Mobile Ads: Slow to Take Off

March 21st, 2008     by Joe Mele    
Tags: , , , ,

Slow because we are treating cell phones like every other media!  Consumers don’t really want ads on their cell phones – they want relevant content.

Article excerpt:  Advertisers are shying away from mobile phones until they get clearer data on whether promotions on the small screen pay off . Even as ads on cell phones become more common, advertisers are holding off on a full-blown embrace of the tiny screen as a marketing tool.  There’s no denying cell-phone users are seeing more ads. A Mar. 4 study by Nielsen found that 58 million U.S. wireless subscribers had viewed an ad on their cell phones in the past month. The problem is that advertisers don’t know what users are doing, if anything, when they see the ads. And until advertisers find out, they may hold off on committing more precious marketing dollars to the mobile medium. “Advertisers that are used to full accountability are left in the dark,” says Farhad Divecha, director at London-based ad agency AccuraCast.  The hesitance is understandable. In the online world, determining how well a campaign is performing is easy. Web sites embed tracking software known as cookies on your personal computer. Those cookies monitor your browsing activity and pass the information to advertisers and the ad-placement networks that distribute their ads across the Web.

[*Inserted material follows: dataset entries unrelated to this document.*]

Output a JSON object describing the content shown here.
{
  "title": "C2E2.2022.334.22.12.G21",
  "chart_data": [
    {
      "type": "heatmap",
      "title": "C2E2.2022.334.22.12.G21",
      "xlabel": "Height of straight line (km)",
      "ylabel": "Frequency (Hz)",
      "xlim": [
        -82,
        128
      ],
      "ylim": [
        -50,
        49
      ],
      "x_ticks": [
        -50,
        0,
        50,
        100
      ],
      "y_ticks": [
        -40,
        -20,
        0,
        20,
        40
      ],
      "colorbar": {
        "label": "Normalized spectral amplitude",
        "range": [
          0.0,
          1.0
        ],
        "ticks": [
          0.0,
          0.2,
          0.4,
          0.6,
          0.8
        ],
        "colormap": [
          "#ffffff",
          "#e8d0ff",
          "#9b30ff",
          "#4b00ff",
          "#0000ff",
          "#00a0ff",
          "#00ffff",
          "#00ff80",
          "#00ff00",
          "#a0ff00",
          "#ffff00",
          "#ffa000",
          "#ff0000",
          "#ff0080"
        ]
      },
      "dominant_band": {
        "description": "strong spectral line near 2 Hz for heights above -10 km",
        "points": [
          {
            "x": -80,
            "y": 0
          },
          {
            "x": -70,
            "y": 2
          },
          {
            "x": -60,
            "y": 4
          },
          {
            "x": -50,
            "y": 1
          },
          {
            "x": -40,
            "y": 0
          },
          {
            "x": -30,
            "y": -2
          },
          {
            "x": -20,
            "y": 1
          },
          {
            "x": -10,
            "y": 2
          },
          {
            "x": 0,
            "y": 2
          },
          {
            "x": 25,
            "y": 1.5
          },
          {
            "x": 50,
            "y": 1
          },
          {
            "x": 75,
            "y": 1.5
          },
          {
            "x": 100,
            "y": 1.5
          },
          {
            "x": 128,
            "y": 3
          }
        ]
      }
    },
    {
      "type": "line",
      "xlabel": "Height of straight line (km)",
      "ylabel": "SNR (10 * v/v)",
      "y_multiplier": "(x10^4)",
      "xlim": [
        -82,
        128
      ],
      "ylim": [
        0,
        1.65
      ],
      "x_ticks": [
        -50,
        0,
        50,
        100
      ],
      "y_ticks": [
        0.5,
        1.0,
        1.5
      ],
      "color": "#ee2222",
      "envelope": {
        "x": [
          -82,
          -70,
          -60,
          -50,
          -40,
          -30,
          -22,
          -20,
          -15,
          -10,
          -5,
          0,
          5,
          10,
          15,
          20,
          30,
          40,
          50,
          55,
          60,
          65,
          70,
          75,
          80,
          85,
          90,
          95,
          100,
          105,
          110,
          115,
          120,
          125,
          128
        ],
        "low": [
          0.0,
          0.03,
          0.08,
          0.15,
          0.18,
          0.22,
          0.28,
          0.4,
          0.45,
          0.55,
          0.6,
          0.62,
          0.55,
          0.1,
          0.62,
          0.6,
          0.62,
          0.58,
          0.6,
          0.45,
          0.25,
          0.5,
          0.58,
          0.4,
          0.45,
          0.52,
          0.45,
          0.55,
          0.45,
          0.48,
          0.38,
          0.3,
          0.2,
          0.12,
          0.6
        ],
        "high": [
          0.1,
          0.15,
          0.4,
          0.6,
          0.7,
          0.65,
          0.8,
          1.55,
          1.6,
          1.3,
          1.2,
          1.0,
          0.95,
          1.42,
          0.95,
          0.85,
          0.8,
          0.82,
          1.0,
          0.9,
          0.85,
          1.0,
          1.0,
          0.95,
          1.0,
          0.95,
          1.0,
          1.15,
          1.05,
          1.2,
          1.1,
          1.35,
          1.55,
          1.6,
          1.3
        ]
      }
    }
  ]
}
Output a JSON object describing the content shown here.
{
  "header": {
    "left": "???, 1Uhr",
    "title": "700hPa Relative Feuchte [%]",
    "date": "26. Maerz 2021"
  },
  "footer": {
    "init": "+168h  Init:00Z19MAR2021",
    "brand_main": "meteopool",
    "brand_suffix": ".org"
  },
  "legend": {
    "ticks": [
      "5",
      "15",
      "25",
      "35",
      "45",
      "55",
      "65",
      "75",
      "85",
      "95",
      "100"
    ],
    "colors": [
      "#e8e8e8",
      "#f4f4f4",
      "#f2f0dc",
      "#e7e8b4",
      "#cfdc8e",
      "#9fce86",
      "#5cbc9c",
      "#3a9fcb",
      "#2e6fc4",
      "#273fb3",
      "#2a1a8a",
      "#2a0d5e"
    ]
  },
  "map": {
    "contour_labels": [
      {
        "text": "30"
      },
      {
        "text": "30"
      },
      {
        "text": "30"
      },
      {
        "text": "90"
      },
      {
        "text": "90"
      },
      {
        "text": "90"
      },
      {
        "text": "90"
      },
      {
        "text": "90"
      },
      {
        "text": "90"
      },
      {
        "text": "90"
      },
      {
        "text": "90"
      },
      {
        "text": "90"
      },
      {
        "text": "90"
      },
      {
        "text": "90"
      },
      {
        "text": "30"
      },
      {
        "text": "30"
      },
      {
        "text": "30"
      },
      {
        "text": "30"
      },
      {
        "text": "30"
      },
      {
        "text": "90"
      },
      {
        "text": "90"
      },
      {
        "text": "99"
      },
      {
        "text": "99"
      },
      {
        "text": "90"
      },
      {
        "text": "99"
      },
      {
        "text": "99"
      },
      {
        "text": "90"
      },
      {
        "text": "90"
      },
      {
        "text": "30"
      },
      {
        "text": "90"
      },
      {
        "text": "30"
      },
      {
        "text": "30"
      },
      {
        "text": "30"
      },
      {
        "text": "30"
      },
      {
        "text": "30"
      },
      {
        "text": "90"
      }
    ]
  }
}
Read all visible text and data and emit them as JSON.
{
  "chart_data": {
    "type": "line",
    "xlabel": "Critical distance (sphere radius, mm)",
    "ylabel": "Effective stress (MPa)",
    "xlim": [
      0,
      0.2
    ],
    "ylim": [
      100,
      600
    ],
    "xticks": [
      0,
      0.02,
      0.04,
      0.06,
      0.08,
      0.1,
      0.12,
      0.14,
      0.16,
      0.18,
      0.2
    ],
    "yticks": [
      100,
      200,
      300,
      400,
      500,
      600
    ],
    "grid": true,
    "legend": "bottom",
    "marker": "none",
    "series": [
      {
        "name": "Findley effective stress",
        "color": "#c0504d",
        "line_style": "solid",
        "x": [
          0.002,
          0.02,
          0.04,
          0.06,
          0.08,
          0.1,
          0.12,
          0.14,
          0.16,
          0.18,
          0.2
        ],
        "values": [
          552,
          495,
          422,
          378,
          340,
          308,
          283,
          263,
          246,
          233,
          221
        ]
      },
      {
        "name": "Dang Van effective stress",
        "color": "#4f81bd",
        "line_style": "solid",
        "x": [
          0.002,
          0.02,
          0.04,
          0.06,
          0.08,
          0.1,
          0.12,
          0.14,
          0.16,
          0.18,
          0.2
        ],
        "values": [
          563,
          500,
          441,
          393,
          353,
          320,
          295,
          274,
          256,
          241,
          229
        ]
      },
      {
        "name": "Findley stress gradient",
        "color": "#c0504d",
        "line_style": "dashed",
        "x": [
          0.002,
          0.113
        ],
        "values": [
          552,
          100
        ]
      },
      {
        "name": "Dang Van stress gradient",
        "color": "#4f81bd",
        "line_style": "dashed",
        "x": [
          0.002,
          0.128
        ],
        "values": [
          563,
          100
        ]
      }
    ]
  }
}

The rest: businessweek.com 

Musing:  The article correctly states that measurement plays a big part in why marketers are slow to advertise.  But that’s not it.  There is the fact that the phone is personal, and the space for ads is limited, so it requires a paradigm shift in what we think of as advertising.  I, for one, would love to see a cookie-like tracking system for mobile, but that doesn’t change the fact that we need to figure out HOW to use the platform correctly.  Mobile has to be about utility, speed, communication – and sometimes, time wasting, I suppose… but we shouldn’t expect a lot of TV watching on our phones.  When marketers begin offering useful content to mobile users, then the value of mobile marketing will be obvious.   Whadda you think?